Solvency ratios, also known as Leverage ratios, measure whether the company will be able to meet its long-term liabilities. It evaluates the company’s ability to sustain operations by comparing debt with assets, equity and earnings. Solvency ratios and liquidity ratios are sometimes considered similar, but solvency ratios prioritize the long-term sustainability of the company rather than short-term payments. In this project, the Solvency Ratios which will be evaluated are Debt to Equity ratio, Debt ratio and Equity ratio.

Debt to Equity Ratio:

Debt to Equity Ratio is a financial ratio which compares the company’s total debt to their total equity. This ratio assesses the long-term financial position and soundness of the company. This ratio shows the % of funds which come from borrowings and investments. In general, lower the debt to equity ratio higher the degree of protection enjoyed by the lenders. A higher ratio shows that funds are provided more from creditors rather than the investors.
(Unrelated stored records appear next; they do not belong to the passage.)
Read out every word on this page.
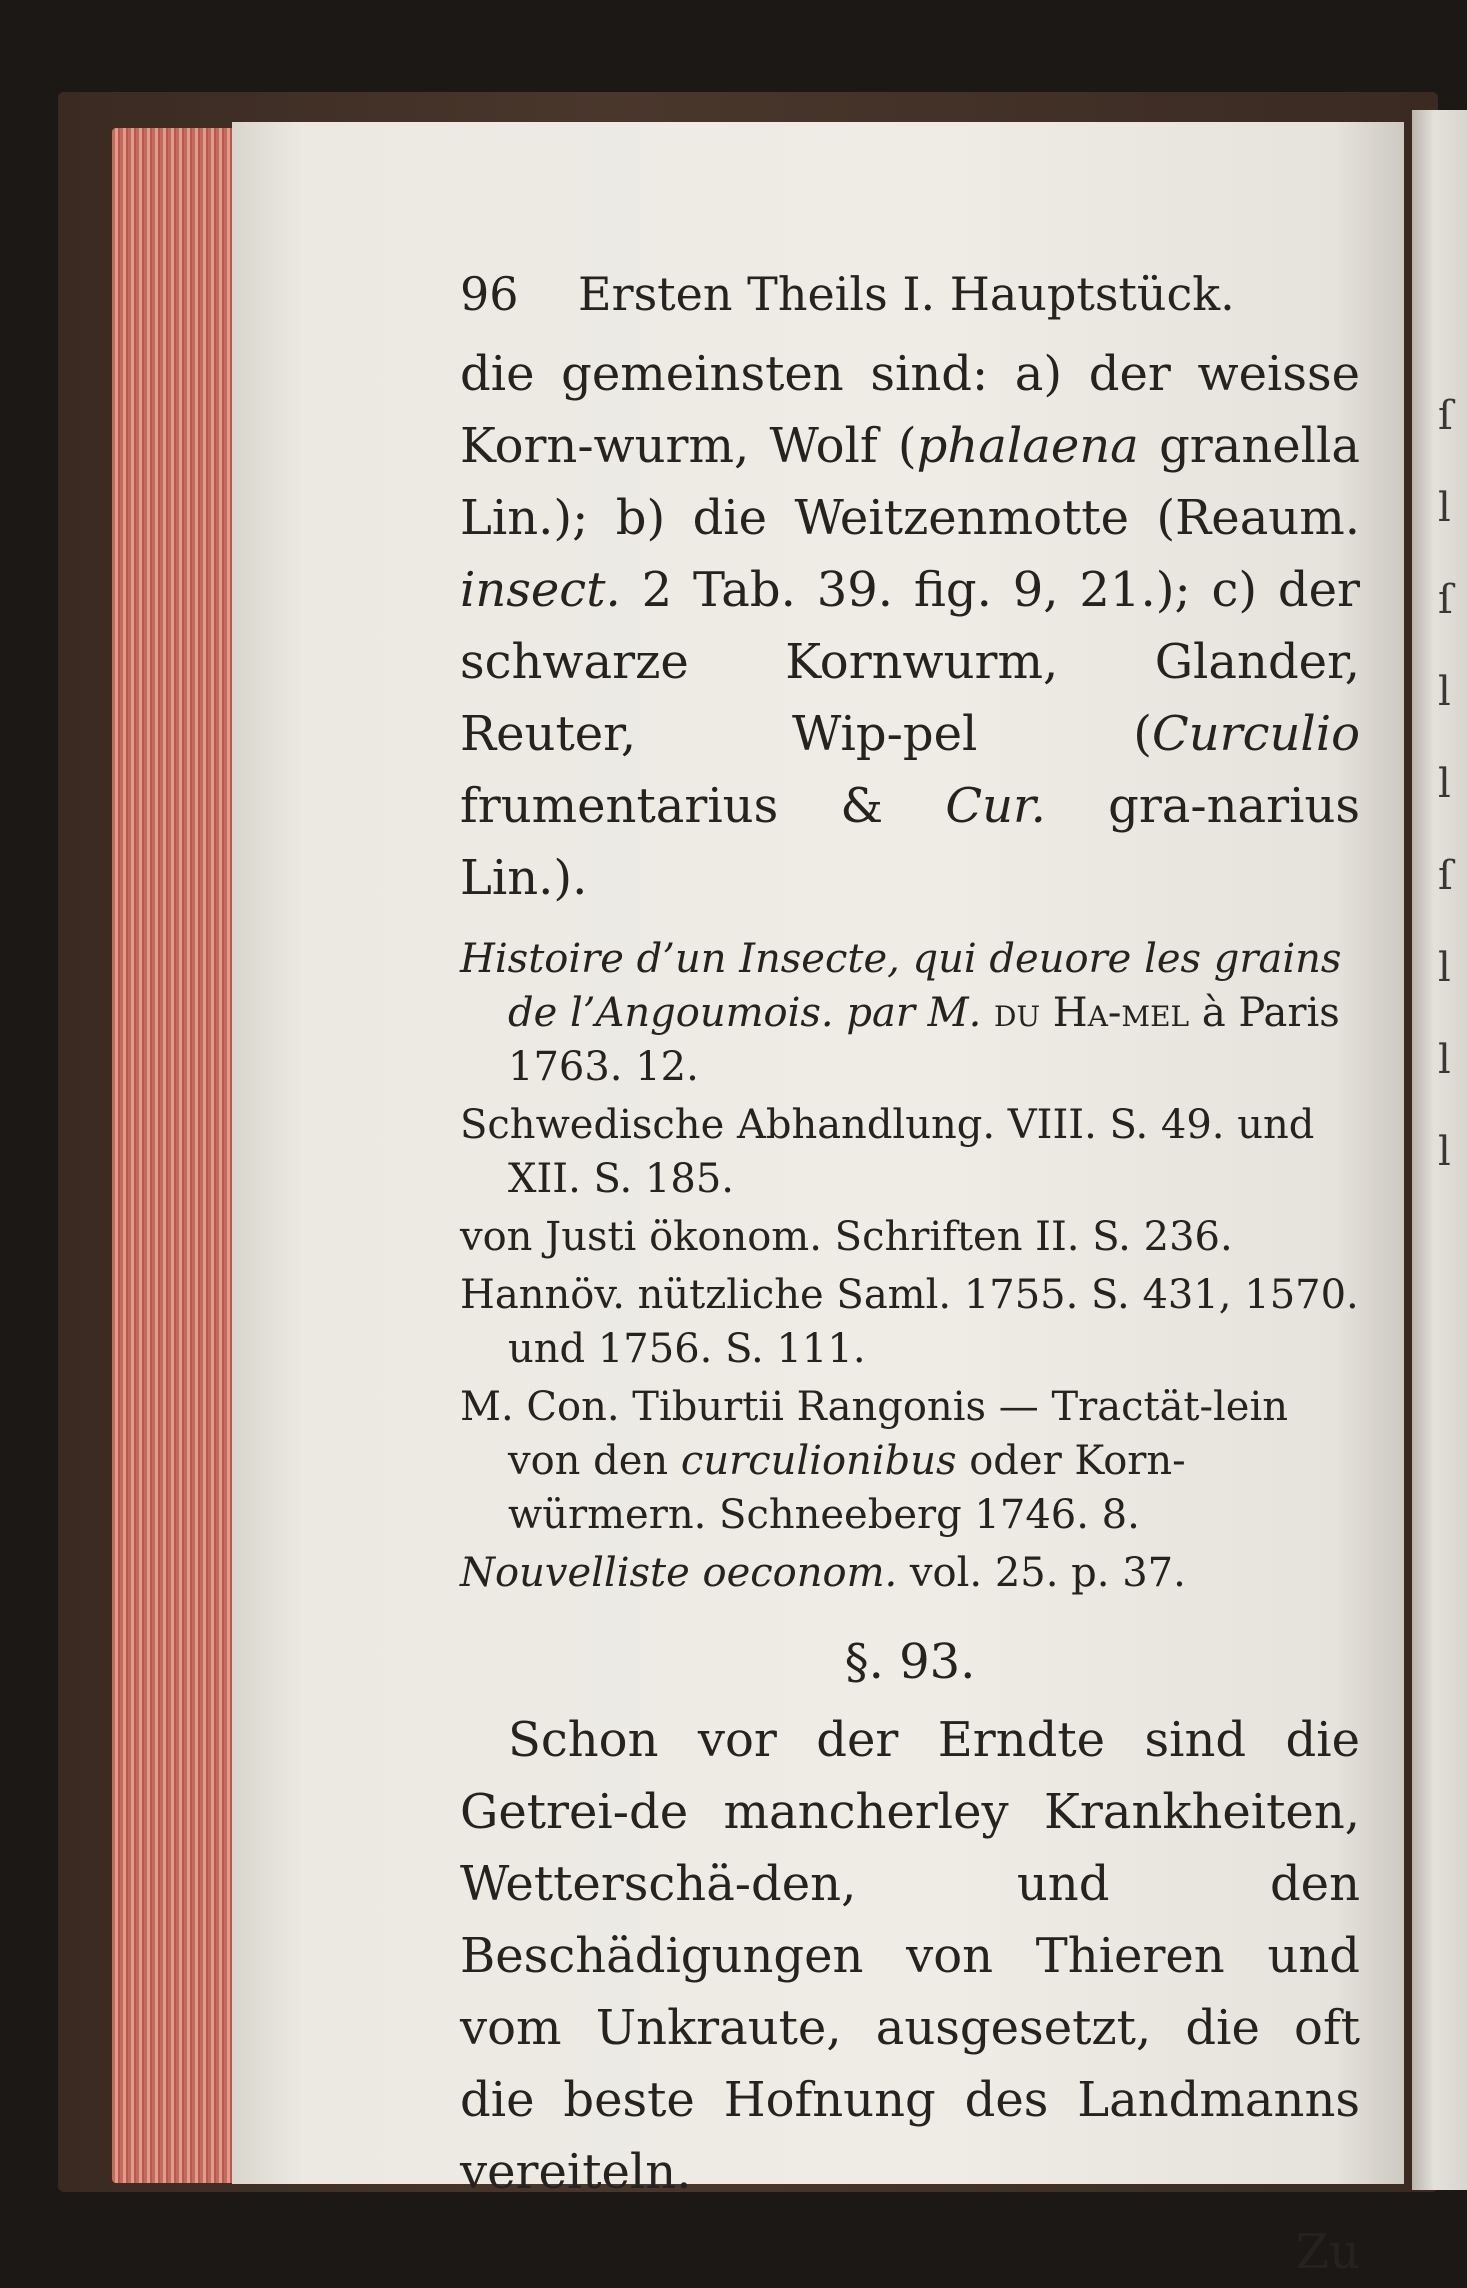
ſ
l
ſ
l
l
ſ
l
l
l
96	Ersten Theils I. Hauptstück.

die gemeinsten sind: a) der weisse Korn-wurm, Wolf (phalaena granella Lin.); b) die Weitzenmotte (Reaum. insect. 2 Tab. 39. fig. 9, 21.); c) der schwarze Kornwurm, Glander, Reuter, Wip-pel (Curculio frumentarius & Cur. gra-narius Lin.).

Histoire d’un Insecte, qui deuore les grains de l’Angoumois. par M. du Ha-mel à Paris 1763. 12.

Schwedische Abhandlung. VIII. S. 49. und XII. S. 185.

von Justi ökonom. Schriften II. S. 236.

Hannöv. nützliche Saml. 1755. S. 431, 1570. und 1756. S. 111.

M. Con. Tiburtii Rangonis — Tractät-lein von den curculionibus oder Korn-würmern. Schneeberg 1746. 8.

Nouvelliste oeconom. vol. 25. p. 37.

§. 93.

Schon vor der Erndte sind die Getrei-de mancherley Krankheiten, Wetterschä-den, und den Beschädigungen von Thieren und vom Unkraute, ausgesetzt, die oft die beste Hofnung des Landmanns vereiteln.

Zu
Debt to Equity Ratio = Debt / Equity

Debt Ratio:

Debt Ratio measures the amount of assets being financed by total borrowings. It evaluates the company’s total liabilities as a % of the company’s total assets. Basically, this ratio shows the ability of the company to pay off its debts by selling its assets, in the long-term, if the company is unable to meet its interest cost and principal payment.

Debt Ratio = Debt / Total Assets

Equity Ratio:

Equity Ratio evaluates the amount of assets being financed by the owners of the company. This ratio shows how much of the assets are actually owned by the owners. If this ratio is high, it shows potential investors and lenders that investors trust the company and are willing to finance it with their investments.
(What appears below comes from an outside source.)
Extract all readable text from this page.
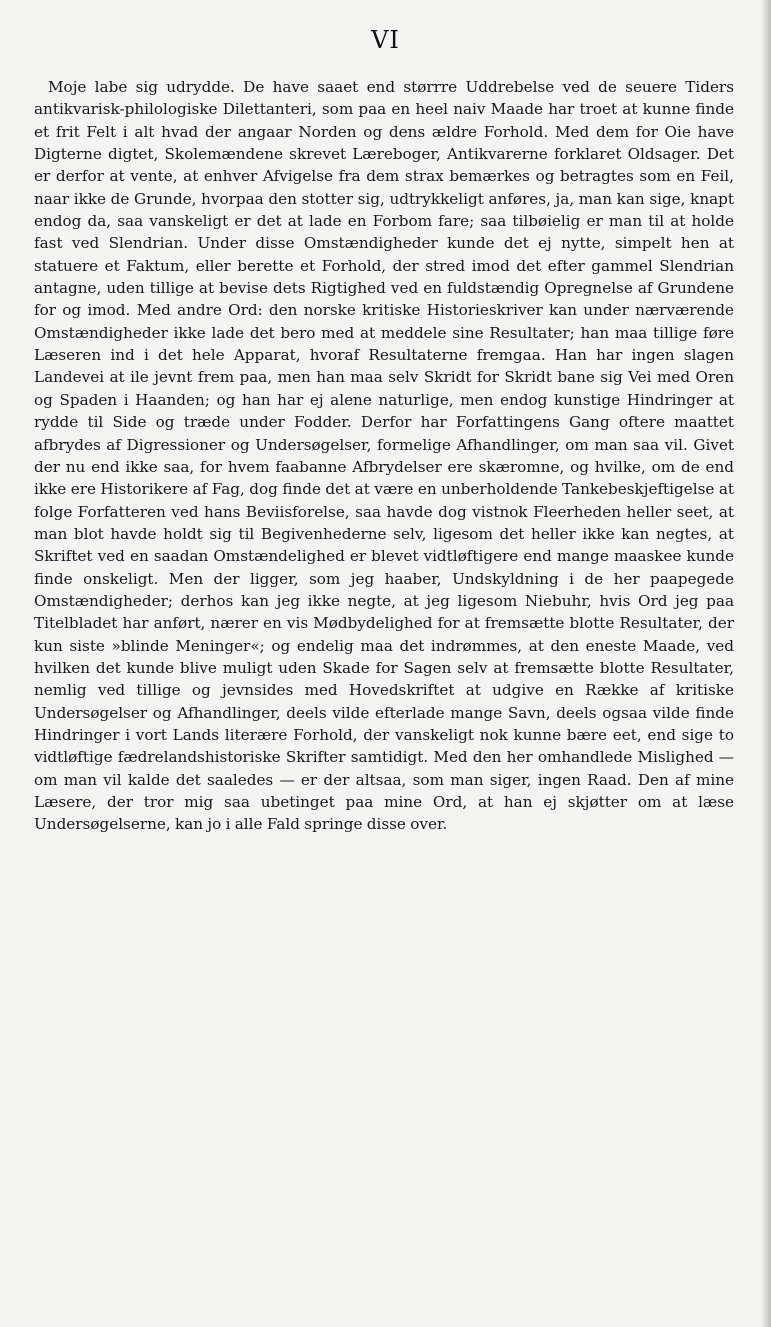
VI
Moje labe sig udrydde. De have saaet end størrre Uddrebelse ved de seuere Tiders antikvarisk-philologiske Dilettanteri, som paa en heel naiv Maade har troet at kunne finde et frit Felt i alt hvad der angaar Norden og dens ældre Forhold. Med dem for Oie have Digterne digtet, Skolemændene skrevet Læreboger, Antikvarerne forklaret Oldsager. Det er derfor at vente, at enhver Afvigelse fra dem strax bemærkes og betragtes som en Feil, naar ikke de Grunde, hvorpaa den stotter sig, udtrykkeligt anføres, ja, man kan sige, knapt endog da, saa vanskeligt er det at lade en Forbom fare; saa tilbøielig er man til at holde fast ved Slendrian. Under disse Omstændigheder kunde det ej nytte, simpelt hen at statuere et Faktum, eller berette et Forhold, der stred imod det efter gammel Slendrian antagne, uden tillige at bevise dets Rigtighed ved en fuldstændig Opregnelse af Grundene for og imod. Med andre Ord: den norske kritiske Historieskriver kan under nærværende Omstændigheder ikke lade det bero med at meddele sine Resultater; han maa tillige føre Læseren ind i det hele Apparat, hvoraf Resultaterne fremgaa. Han har ingen slagen Landevei at ile jevnt frem paa, men han maa selv Skridt for Skridt bane sig Vei med Oren og Spaden i Haanden; og han har ej alene naturlige, men endog kunstige Hindringer at rydde til Side og træde under Fodder. Derfor har Forfattingens Gang oftere maattet afbrydes af Digressioner og Undersøgelser, formelige Afhandlinger, om man saa vil. Givet der nu end ikke saa, for hvem faabanne Afbrydelser ere skæromne, og hvilke, om de end ikke ere Historikere af Fag, dog finde det at være en unberholdende Tankebeskjeftigelse at folge Forfatteren ved hans Beviisforelse, saa havde dog vistnok Fleerheden heller seet, at man blot havde holdt sig til Begivenhederne selv, ligesom det heller ikke kan negtes, at Skriftet ved en saadan Omstændelighed er blevet vidtløftigere end mange maaskee kunde finde onskeligt. Men der ligger, som jeg haaber, Undskyldning i de her paapegede Omstændigheder; derhos kan jeg ikke negte, at jeg ligesom Niebuhr, hvis Ord jeg paa Titelbladet har anført, nærer en vis Mødbydelighed for at fremsætte blotte Resultater, der kun siste »blinde Meninger«; og endelig maa det indrømmes, at den eneste Maade, ved hvilken det kunde blive muligt uden Skade for Sagen selv at fremsætte blotte Resultater, nemlig ved tillige og jevnsides med Hovedskriftet at udgive en Række af kritiske Undersøgelser og Afhandlinger, deels vilde efterlade mange Savn, deels ogsaa vilde finde Hindringer i vort Lands literære Forhold, der vanskeligt nok kunne bære eet, end sige to vidtløftige fædrelandshistoriske Skrifter samtidigt. Med den her omhandlede Mislighed — om man vil kalde det saaledes — er der altsaa, som man siger, ingen Raad. Den af mine Læsere, der tror mig saa ubetinget paa mine Ord, at han ej skjøtter om at læse Undersøgelserne, kan jo i alle Fald springe disse over.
Equity Ratio = Equity / Total Assets

Efficiency Ratios:

Efficiency Ratios, also known as Activity ratios evaluate how well the company utilizes assets to generate income. They usually look at the time period it takes the company to collect cash, convert inventory into cash or pay cash to creditors. These are used by investors and creditors to see the operations and profitability of the company. The efficiency ratios which will be used are Inventory Turnover Ratio, Debtors Turnover Ratio, Creditor’s Turnover Ratio and Asset Turnover Ratio.

Inventory Turnover Ratio:

Inventory turnover ratio measures how many times average inventory is sold by the company during a period. This shows the company does not overspend by buying too much inventory and wastes resources by storing non- salable inventory. It also shows the company can effectively sell the inventory it buys. This ratio shows how effectively inventory is managed by comparing COGS with average inventory for a period.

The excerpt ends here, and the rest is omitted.